How was it possible to make such huge profits on such picayune investments, since modern industrial equipment for the production of ships costs a pretty penny? Well, there was good old Uncle Sam. Shipyard operators invested $22,979,275, or rather, as Marvin Coles, counsel for the House Committee, stated: “This money of the operators was the capital which they had available and was not actual investment in the shipyards themselves.” But let’s not quibble. On the other hand, for shipyard facilities which enabled the private shipyard operators to collect $356,006,612 in profits, yes, the government spent $424,250,694.

No wonder Mr. Casey testified that the taxpayers “not only of this generation but of generations to come” will be paying the bill – and that means us workers being docked each week out of the pay envelope.
 

Horatio Alger Kaiser

The testimony given before the House Merchant Marine Committee on September 23 revealed that the companies owned or controlled by Henry J. Kaiser and his associates made the most money on the least investment. The Kaiser companies, namely, California Shipbuilding Corporation; Kaiser Company, Inc.; Kaiser Cargo, Inc.; Oregon Shipbuilding Corporation; Permanente Metals Corporation and Walsh-Kaiser, Inc., had a total capital investment of $2,510,000, and made profits estimated at $192,237,284.

This seems to be a yield of about 9600 per cent. Henry J. Kaiser certainly did all right by himself out of ships in which American boys went to their death. Of the nineteen companies under inquiry, Mr. Kaiser’s group, with about one-ninth of the capital invested, took home more than one-half of the bacon.

Up for questioning before the House Committee, Mr. Kaiser, smart industrialist that he is, developed a convenient case of extreme ignorance about his companies’ affairs. “I don’t know,” was a stock answer. However, he claimed that his losses in his steel mill must be charged against his profits in shipbuilding. Funny he said nothing about his profits in other wartime projects such as aircraft, aluminum and the eighteen different industries he was engaged in. He protested that he was being singled out as a scapegoat and wanted to know why the Pew family, also engaged in wartime shipbuilding, was not being investigated. Why, not?
 

A New Theory

Kaiser also developed a new theory of profit, in his testimony. He thinks that profit should be figured on the basis of production and not invested capital. He said that on this basis his profits were “Less than one-tenth of one per cent of the total volume of work done for the Maritime Commission,” whereas General Motors netted 6.0 per cent on production and du Pont 12.7 per cent in 1945.

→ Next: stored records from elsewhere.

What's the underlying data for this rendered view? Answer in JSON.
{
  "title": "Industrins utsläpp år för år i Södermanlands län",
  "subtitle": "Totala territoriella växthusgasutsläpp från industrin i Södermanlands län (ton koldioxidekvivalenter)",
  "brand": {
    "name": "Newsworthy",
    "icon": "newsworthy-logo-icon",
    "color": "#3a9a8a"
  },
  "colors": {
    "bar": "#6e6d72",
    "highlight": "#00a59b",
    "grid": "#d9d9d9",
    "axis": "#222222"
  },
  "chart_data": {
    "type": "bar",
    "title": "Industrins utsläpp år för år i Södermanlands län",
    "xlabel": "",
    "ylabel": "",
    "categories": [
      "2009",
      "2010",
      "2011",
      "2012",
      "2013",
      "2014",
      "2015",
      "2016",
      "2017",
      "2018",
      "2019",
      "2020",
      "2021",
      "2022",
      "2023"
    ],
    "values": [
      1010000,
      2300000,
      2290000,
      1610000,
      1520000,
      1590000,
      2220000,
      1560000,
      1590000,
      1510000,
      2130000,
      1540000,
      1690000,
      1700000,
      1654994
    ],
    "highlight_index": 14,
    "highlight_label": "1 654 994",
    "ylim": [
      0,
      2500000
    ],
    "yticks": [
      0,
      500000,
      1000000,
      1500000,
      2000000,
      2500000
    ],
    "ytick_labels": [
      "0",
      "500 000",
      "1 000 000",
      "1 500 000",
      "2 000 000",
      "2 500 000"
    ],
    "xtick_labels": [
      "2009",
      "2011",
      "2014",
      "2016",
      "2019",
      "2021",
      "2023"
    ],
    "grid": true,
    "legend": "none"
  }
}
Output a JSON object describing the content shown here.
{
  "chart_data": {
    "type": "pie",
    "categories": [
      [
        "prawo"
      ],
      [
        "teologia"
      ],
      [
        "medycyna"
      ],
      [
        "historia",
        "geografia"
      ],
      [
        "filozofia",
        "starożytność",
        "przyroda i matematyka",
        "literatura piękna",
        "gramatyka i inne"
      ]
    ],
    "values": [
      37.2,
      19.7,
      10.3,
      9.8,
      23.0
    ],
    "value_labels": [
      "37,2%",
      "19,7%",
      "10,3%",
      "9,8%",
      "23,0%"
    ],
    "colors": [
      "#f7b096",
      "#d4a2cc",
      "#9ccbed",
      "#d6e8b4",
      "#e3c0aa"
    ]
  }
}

In this nice scheme for concealing real profits, what, Mr. Kaiser, becomes of the claim of you and your class that you are entitled to profits because of the “risks” you take in investing your money? As, indeed, what becomes of that claim when a $600 “risk” brings $2,080,000 in profits, and your own “risk” of $2,510,000 brought your companies $192,237,284 in rewards?

To the contention of the shipyard operators that they were being paid for “know-how,” Mr. Casey said’ it sometimes appeared that “the only know-how covered by government fees to shipyard operators for engineering and other technical skills was knowing how to secure a contract from the Maritime Commission.”’
 

Limit to Gullibility

During the hearing, an uncomfortable listener was Admiral Emory S. Land, chairman of the Maritime Commission throughput the war. It is reported That as his conduct of the commission was being assailed, he nervously rubbed his chin and stared into space. This is the same anti-labor Land who in October 1942 told a convention of investment bankers in New York that “As far as any (union) organizers are concerned, for the duration, in my opinion, they ought to be shot at sunrise.”

Between the Roosevelts and the Lands, and capitalist war, what else could the outcome be but, on the one side, the Kaisers, du Ponts, Pews, the merchants of death, with fantastic profit yields; and on the other side, ex-war workers and ex-soldiers without any savings, with a lowered standard of living because of high prices, facing a famine situation in meat and other foods, in clothing, and in housing.

And when World War III approaches, the war President will then also pledge to the American people that there will be no “new group of war millionaires.” But there is a limit to human gullibility.